第9話

「おう、文字教わってるんだってなぁ」


 よかったなぁ、なんて白々しく男は言う。正一が去った後、親方からミズの天幕に入ってきた。ミズは、開いていた手帳を閉じて、取られまいと抱きしめる。


「簪まで貰って……はは、盗りゃしねえよ」


 煙草を蒸しながら、ずかずかと無神経に入ってくる様子は正一とは正反対で、ミズはぎろりと親方を睨む。


「威勢が良くて何よりだ」


 親方は、桶の前にしゃがむ。スウ、と一息煙草を吸うと、フウとミズの顔面に煙をかけた。目に染みる煙に、大きな瞳をぎゅうと閉じた。


「俺には愛嬌なんて振りまかなくていいが、客にはちゃんとしろよ」


 がしりと髪の毛を掴む。顔をグイとあげるように乱暴に髪の毛を引っ張ると、痛みからミズは顔を歪ませた。


「あのボンから、金を出来るだけ毟るんだ。いいな?」


 ミズは、痛みの中男をぎろりと睨む。


「なんだぁ、強気になっちまって」

「……!」

「いいなぁ、ここにいる皆、読み書きなんて出来ねえよ。バケモンのお前が一番いい教育うけてるなんて、とんだ笑い話だよ」


 なあ! と叫ぶと、男は更に、髪を引っ張る。

反射的に、髪の毛を守ろうと手を頭へ向かわす。抱いていた手帳が桶に沈んだ。


「!」

「……あぁあ、手帳が水浸しだ」


 片手で髪を、片手で、汚いものを摘むように桶に沈んだ手帳を拾い上げた。


「ふうん、皮で出来てんのか。あのボン、やっぱり金持ってんなぁ」


 床に、びちゃりと手帳を投げ捨てる。怒りで震えるミズの喉を見た男は、煙草を咥えながら、ニヤリ、と笑った。


「西洋の人魚の言い伝えを色々聞いたなぁ……美しい歌声だが、男を惑わし殺すだの、嵐を呼ぶだの。

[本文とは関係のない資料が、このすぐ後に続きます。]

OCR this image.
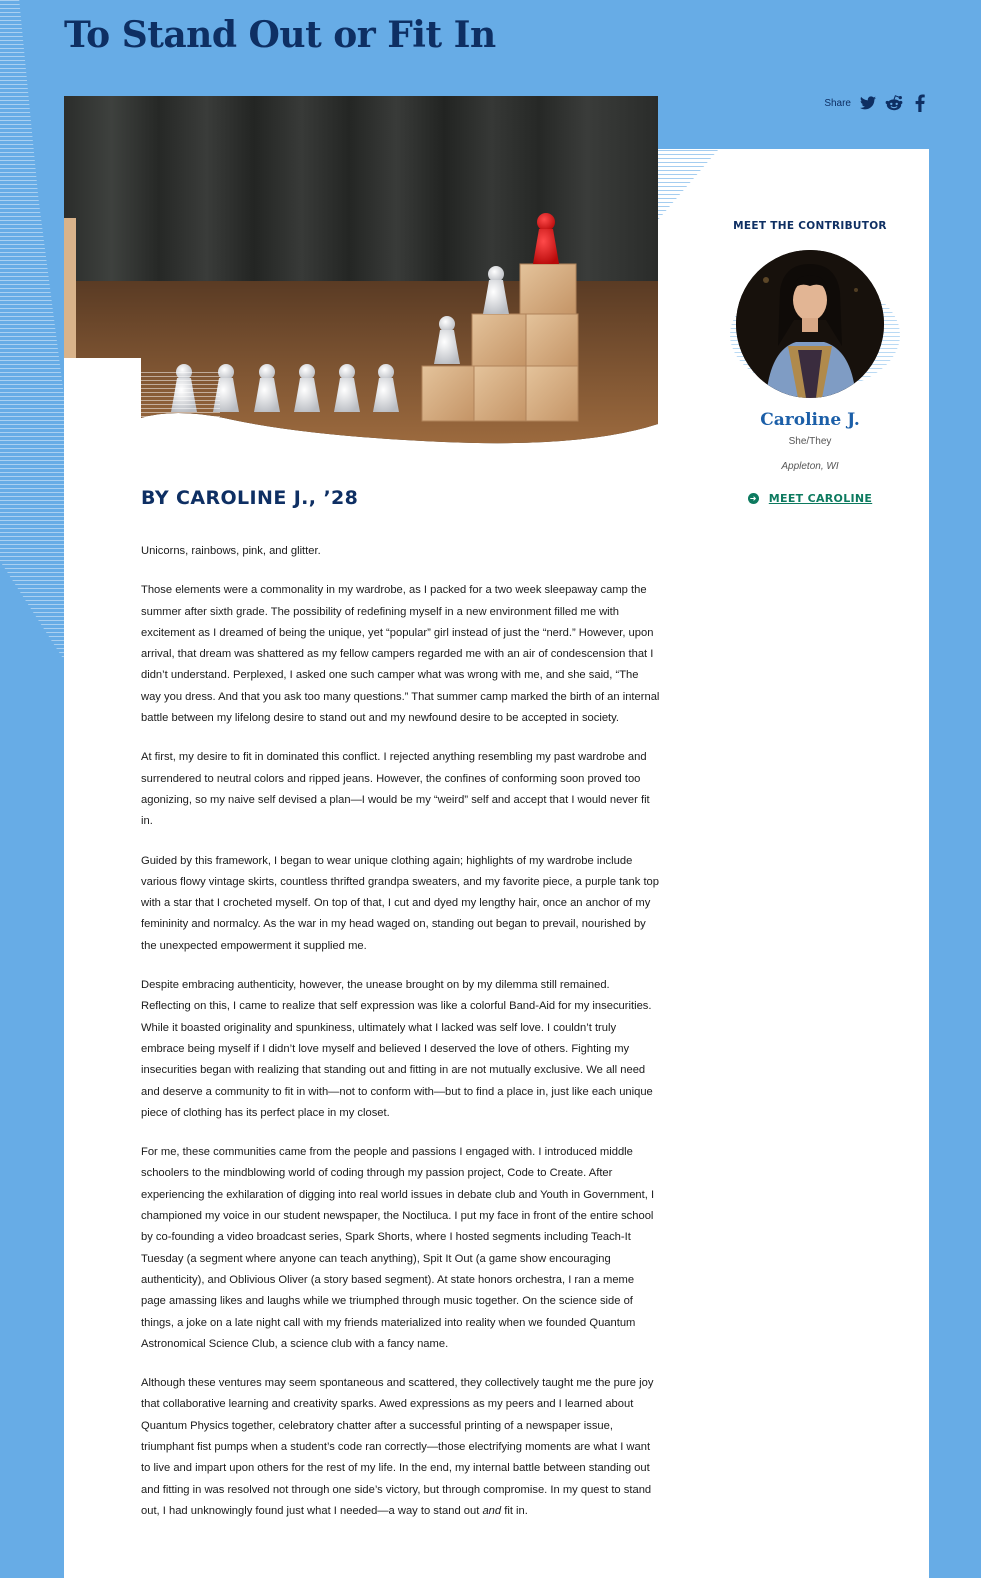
To Stand Out or Fit In
Share
BY CAROLINE J., ’28

Unicorns, rainbows, pink, and glitter.

Those elements were a commonality in my wardrobe, as I packed for a two week sleepaway camp the summer after sixth grade. The possibility of redefining myself in a new environment filled me with excitement as I dreamed of being the unique, yet “popular” girl instead of just the “nerd.” However, upon arrival, that dream was shattered as my fellow campers regarded me with an air of condescension that I didn’t understand. Perplexed, I asked one such camper what was wrong with me, and she said, “The way you dress. And that you ask too many questions.” That summer camp marked the birth of an internal battle between my lifelong desire to stand out and my newfound desire to be accepted in society.

At first, my desire to fit in dominated this conflict. I rejected anything resembling my past wardrobe and surrendered to neutral colors and ripped jeans. However, the confines of conforming soon proved too agonizing, so my naive self devised a plan—I would be my “weird” self and accept that I would never fit in.

Guided by this framework, I began to wear unique clothing again; highlights of my wardrobe include various flowy vintage skirts, countless thrifted grandpa sweaters, and my favorite piece, a purple tank top with a star that I crocheted myself. On top of that, I cut and dyed my lengthy hair, once an anchor of my femininity and normalcy. As the war in my head waged on, standing out began to prevail, nourished by the unexpected empowerment it supplied me.

Despite embracing authenticity, however, the unease brought on by my dilemma still remained. Reflecting on this, I came to realize that self expression was like a colorful Band-Aid for my insecurities. While it boasted originality and spunkiness, ultimately what I lacked was self love. I couldn’t truly embrace being myself if I didn’t love myself and believed I deserved the love of others. Fighting my insecurities began with realizing that standing out and fitting in are not mutually exclusive. We all need and deserve a community to fit in with—not to conform with—but to find a place in, just like each unique piece of clothing has its perfect place in my closet.

For me, these communities came from the people and passions I engaged with. I introduced middle schoolers to the mindblowing world of coding through my passion project, Code to Create. After experiencing the exhilaration of digging into real world issues in debate club and Youth in Government, I championed my voice in our student newspaper, the Noctiluca. I put my face in front of the entire school by co-founding a video broadcast series, Spark Shorts, where I hosted segments including Teach-It Tuesday (a segment where anyone can teach anything), Spit It Out (a game show encouraging authenticity), and Oblivious Oliver (a story based segment). At state honors orchestra, I ran a meme page amassing likes and laughs while we triumphed through music together. On the science side of things, a joke on a late night call with my friends materialized into reality when we founded Quantum Astronomical Science Club, a science club with a fancy name.

Although these ventures may seem spontaneous and scattered, they collectively taught me the pure joy that collaborative learning and creativity sparks. Awed expressions as my peers and I learned about Quantum Physics together, celebratory chatter after a successful printing of a newspaper issue, triumphant fist pumps when a student’s code ran correctly—those electrifying moments are what I want to live and impart upon others for the rest of my life. In the end, my internal battle between standing out and fitting in was resolved not through one side’s victory, but through compromise. In my quest to stand out, I had unknowingly found just what I needed—a way to stand out and fit in.

MEET THE CONTRIBUTOR
Caroline J.
She/They
Appleton, WI
➜ MEET CAROLINE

全部恐ろしいものだったよ」


 何を言い出すかと思えば、ミズは声の出ない口を一生懸命パクパクと動かす。


「まあ、だから、お前を仕入れた時、喉を切ったんだがな」


 カカカカ、と男は高らかに笑った。ミズは、まるで威嚇する猫のように、フーッと歯を噛み締める。


「まあ死んでも見世物にはなるからと思ってみりゃあ、包丁で切った傷が一瞬で塞がったときた。本当のバケモンなんだって確信したよ」


 ミズの、白く細い首を、男の手がさする。その虫が這うような気持ち悪さに、ミズは体を捩った。

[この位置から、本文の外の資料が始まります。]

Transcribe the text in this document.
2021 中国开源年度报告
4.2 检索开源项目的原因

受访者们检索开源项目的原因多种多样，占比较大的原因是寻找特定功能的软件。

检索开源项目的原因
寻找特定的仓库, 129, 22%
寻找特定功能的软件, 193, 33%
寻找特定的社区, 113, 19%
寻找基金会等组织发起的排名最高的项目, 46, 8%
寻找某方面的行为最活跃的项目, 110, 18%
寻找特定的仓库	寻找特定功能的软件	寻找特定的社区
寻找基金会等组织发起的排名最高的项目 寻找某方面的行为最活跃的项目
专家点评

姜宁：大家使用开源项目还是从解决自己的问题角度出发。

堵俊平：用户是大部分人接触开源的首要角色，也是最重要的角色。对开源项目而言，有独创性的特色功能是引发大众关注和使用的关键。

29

「結果、喉は切っても死なねえ、声は出ねえ、それに傷は真っさら。全部俺のいいようになったよ……お前はいい子だなあ」


 掴んだ髪の毛を、ぐらぐらと揺らす。また、煙草の煙を吐いた。痛みか、悔しさか、怒りが、恐怖か。ミズは大きな瞳から一粒涙をこぼした。下の桶に、涙が混じる。

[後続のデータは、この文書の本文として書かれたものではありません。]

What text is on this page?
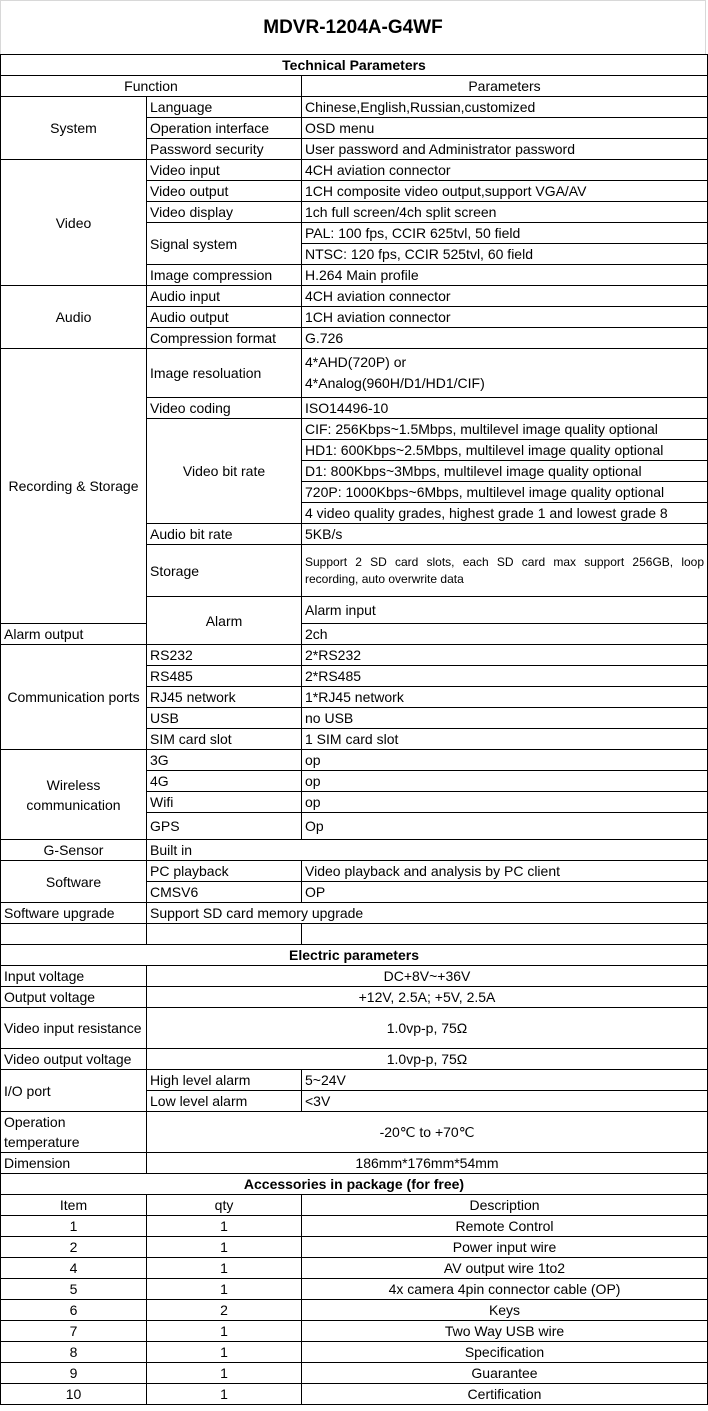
MDVR-1204A-G4WF
Technical Parameters			
Function		Parameters	
System	Language	Chinese,English,Russian,customized	
	Operation interface	OSD menu	
	Password security	User password and Administrator password	
Video	Video input	4CH aviation connector	
	Video output	1CH composite video output,support VGA/AV	
	Video display	1ch full screen/4ch split screen	
	Signal system	PAL: 100 fps, CCIR 625tvl, 50 field	
		NTSC: 120 fps, CCIR 525tvl, 60 field	
	Image compression	H.264 Main profile	
Audio	Audio input	4CH aviation connector	
	Audio output	1CH aviation connector	
	Compression format	G.726	
Recording & Storage	Image resoluation	4*AHD(720P) or
4*Analog(960H/D1/HD1/CIF)	

	Video coding	ISO14496-10	
	Video bit rate	CIF: 256Kbps~1.5Mbps, multilevel image quality optional	
		HD1: 600Kbps~2.5Mbps, multilevel image quality optional	
		D1: 800Kbps~3Mbps, multilevel image quality optional	
		720P: 1000Kbps~6Mbps, multilevel image quality optional	
		4 video quality grades, highest grade 1 and lowest grade 8	
	Audio bit rate	5KB/s	
	Storage	Support 2 SD card slots, each SD card max support 256GB, loop recording, auto overwrite data	
	Alarm	Alarm input	
Alarm output		2ch	
Communication ports	RS232	2*RS232	
	RS485	2*RS485	
	RJ45 network	1*RJ45 network	
	USB	no USB	
	SIM card slot	1 SIM card slot	
Wireless communication	3G	op	
	4G	op	
	Wifi	op	
	GPS	Op	
G-Sensor	Built in		
Software	PC playback	Video playback and analysis by PC client	
	CMSV6	OP	
Software upgrade	Support SD card memory upgrade		

Electric parameters			
Input voltage	DC+8V~+36V		
Output voltage	+12V, 2.5A; +5V, 2.5A		
Video input resistance	1.0vp-p, 75Ω		
Video output voltage	1.0vp-p, 75Ω		
I/O port	High level alarm	5~24V	
	Low level alarm	<3V	
Operation temperature	-20℃ to +70℃		
Dimension	186mm*176mm*54mm		
Accessories in package (for free)			
Item	qty	Description	
1	1	Remote Control	
2	1	Power input wire	
4	1	AV output wire 1to2	
5	1	4x camera 4pin connector cable (OP)	
6	2	Keys	
7	1	Two Way USB wire	
8	1	Specification	
9	1	Guarantee	
10	1	Certification	
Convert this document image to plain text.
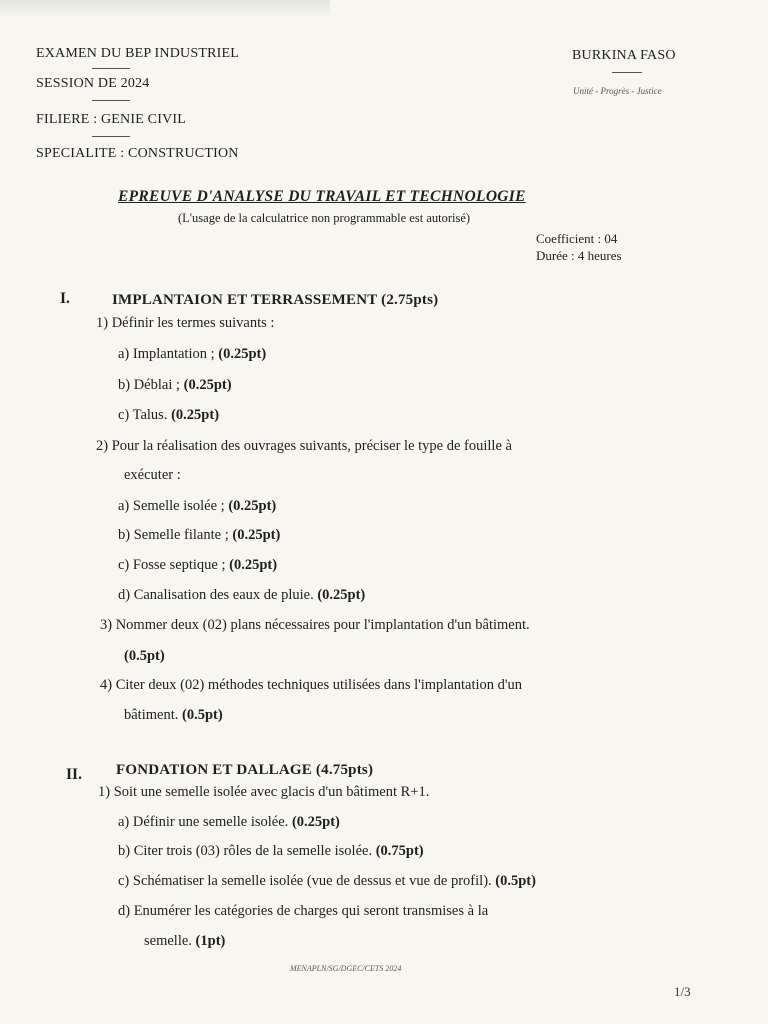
EXAMEN DU BEP INDUSTRIEL
SESSION DE 2024
FILIERE : GENIE CIVIL
SPECIALITE : CONSTRUCTION
BURKINA FASO
Unité - Progrès - Justice
EPREUVE D'ANALYSE DU TRAVAIL ET TECHNOLOGIE
(L'usage de la calculatrice non programmable est autorisé)
Coefficient : 04
Durée : 4 heures
I.	IMPLANTAION ET TERRASSEMENT (2.75pts)
1) Définir les termes suivants :
a) Implantation ; (0.25pt)
b) Déblai ; (0.25pt)
c) Talus. (0.25pt)
2) Pour la réalisation des ouvrages suivants, préciser le type de fouille à
exécuter :
a) Semelle isolée ; (0.25pt)
b) Semelle filante ; (0.25pt)
c) Fosse septique ; (0.25pt)
d) Canalisation des eaux de pluie. (0.25pt)
3) Nommer deux (02) plans nécessaires pour l'implantation d'un bâtiment.
(0.5pt)
4) Citer deux (02) méthodes techniques utilisées dans l'implantation d'un
bâtiment. (0.5pt)
II. FONDATION ET DALLAGE (4.75pts)
1) Soit une semelle isolée avec glacis d'un bâtiment R+1.
a) Définir une semelle isolée. (0.25pt)
b) Citer trois (03) rôles de la semelle isolée. (0.75pt)
c) Schématiser la semelle isolée (vue de dessus et vue de profil). (0.5pt)
d) Enumérer les catégories de charges qui seront transmises à la
semelle. (1pt)
MENAPLN/SG/DGEC/CETS 2024
1/3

 やっと髪の毛が解放されたかと思えば、男は立ち上がりニタニタと笑う。


「お前のその美しい歌声、聞いてみたかったよ」


 それだけいうと、男は煙を吐きながら出て行った。フウフウと、ミズはどこにもぶつけられない怒りを、自分の下半身を殴った。鱗が1枚、剥がれた。


「……ッ」


 桶のそばに、水浸しになった手帳が投げ捨ててある。千切れないように、丁寧に、ミズのその細い指で拾った。


「……」


 ゆっくり、ゆっくりページをめくろうとするも、ふやけた紙は最も簡単に破けた。あれだけ書いた名前も、ショウイチも、ミズも、ウレシイも。ただの滲んだ黒になってしまった。やりきれない思いは、口からじわりと溢れ出す。それを堰き止めるかのように、つよく下唇を噛んだ。


「……!」


 声にならない泣き声で、ギュウ、と手帳を抱きしめた。